Di dunia, lanjut ia, tercatat sebanyak 58 kejadian tsunami telah menewaskan lebih dari 260.000 jiwa, atau rata-rata 4.600 jiwa per kejadian dalam 100 tahun terakhir. hal ini melampaui jumlah korban bencana alam lainnya. Jumlah korban terbanyak dalam periode tersebut adalah tsunami Samudra Hindia pada Desember 2004.
“Jumlah korban saat itu sekitar 227 ribu tersebar di 14 negara. Indonesia, Sri Lanka, India, dan Thailand adalah negara yang paling terdampak,” ujarnya.
Dikatakannya, sebagian besar kejadian tsunami di Indonesia maupun di dunia disebabkan oleh gempabumi. Selain itu, sambungnya, tsunami juga bisa disebabkan oleh longsoran bawah laut letusan gunung api di laut, serta jatuhnya meteor ke laut. Salah satu tsunami terbesar dan paling merusak yang disebabkan oleh letusan gunung api adalah saat Gunung Krakatau meletus pada 26 Agustus 1883.
“Letusan ini menghasilkan gelombang yang mencapai sekitar 41 meter, menghancurkan kota-kota pesisir dan desa-desa di sekitar Selat Sunda serta menewaskan sekitar 36.417 orang,” tuturnya.
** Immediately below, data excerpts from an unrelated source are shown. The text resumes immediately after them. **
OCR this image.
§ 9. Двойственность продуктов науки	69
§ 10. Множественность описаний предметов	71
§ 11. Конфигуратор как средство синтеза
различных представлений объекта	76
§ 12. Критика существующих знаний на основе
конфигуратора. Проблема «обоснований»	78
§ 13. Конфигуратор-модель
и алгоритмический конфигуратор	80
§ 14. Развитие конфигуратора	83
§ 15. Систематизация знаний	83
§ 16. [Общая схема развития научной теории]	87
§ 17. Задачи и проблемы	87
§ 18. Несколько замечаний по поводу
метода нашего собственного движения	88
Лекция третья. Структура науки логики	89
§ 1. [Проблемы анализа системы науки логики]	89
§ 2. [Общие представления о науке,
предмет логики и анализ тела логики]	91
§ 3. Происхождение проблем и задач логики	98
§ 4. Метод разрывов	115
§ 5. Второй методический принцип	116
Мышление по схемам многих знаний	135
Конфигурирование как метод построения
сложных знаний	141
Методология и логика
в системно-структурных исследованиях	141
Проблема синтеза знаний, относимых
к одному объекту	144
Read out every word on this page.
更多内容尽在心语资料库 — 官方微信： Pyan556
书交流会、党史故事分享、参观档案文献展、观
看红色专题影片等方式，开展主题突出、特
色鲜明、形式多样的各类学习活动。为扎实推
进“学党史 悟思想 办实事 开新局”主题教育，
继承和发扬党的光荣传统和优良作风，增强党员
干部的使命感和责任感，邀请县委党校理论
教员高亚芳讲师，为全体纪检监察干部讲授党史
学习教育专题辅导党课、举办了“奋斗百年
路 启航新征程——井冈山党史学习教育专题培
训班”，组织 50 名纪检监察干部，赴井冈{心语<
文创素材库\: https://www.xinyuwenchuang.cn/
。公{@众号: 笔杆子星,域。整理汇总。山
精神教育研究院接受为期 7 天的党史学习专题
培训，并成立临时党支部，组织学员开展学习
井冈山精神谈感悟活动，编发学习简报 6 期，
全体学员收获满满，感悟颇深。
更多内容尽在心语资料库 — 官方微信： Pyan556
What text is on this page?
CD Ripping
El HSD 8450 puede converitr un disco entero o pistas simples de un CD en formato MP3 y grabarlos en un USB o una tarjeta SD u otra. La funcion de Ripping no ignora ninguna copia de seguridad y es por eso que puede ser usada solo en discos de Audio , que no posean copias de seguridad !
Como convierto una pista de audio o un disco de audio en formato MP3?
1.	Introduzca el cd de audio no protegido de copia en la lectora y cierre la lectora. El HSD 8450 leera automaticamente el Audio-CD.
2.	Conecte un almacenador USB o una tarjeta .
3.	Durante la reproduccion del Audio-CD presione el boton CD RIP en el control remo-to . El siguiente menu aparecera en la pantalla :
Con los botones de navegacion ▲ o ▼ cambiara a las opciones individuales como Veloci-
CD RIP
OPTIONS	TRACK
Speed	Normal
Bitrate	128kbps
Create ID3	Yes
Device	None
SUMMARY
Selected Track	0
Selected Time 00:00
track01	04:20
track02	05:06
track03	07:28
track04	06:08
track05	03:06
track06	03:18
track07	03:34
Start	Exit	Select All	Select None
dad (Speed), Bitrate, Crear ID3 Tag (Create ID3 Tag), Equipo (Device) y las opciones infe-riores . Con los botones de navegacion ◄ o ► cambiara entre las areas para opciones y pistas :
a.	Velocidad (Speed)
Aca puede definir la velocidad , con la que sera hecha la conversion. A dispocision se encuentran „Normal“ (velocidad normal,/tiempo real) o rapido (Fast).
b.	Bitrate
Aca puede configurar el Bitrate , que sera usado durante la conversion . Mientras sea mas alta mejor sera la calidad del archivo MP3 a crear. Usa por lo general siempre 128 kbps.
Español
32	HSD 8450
Ia menyimpulkan, Urbanisasi yang cepat dan meningkatnya pariwisata di daerah-daerah yang rawan tsunami membuat semakin banyak orang berpotensi terpapar bahaya. Maka pada 2019, Hari Kesadaran Tsunami Sedunia fokus pada pengurangan dampak bencana terhadap infrastruktur kritis dan gangguan layanan dasar.
“Mari kita jaga bersama infrastruktur yang sudah dibangun oleh pemerintah seperti tempat dan rambu-rambu evakuasi, alat-alat pendeteksi gempabumi dan peringatan dini tsunami yang ada di sekitar tempat tinggal kita,” katanya.
“Berinvestasi dalam infrastruktur tangguh, sistem peringatan dini, dan pendidikan sangat penting untuk menyelamatkan jiwa dan melindungi aset kita terhadap risiko tsunami di masa yang akan datang,” imbuhnya. (Hmi)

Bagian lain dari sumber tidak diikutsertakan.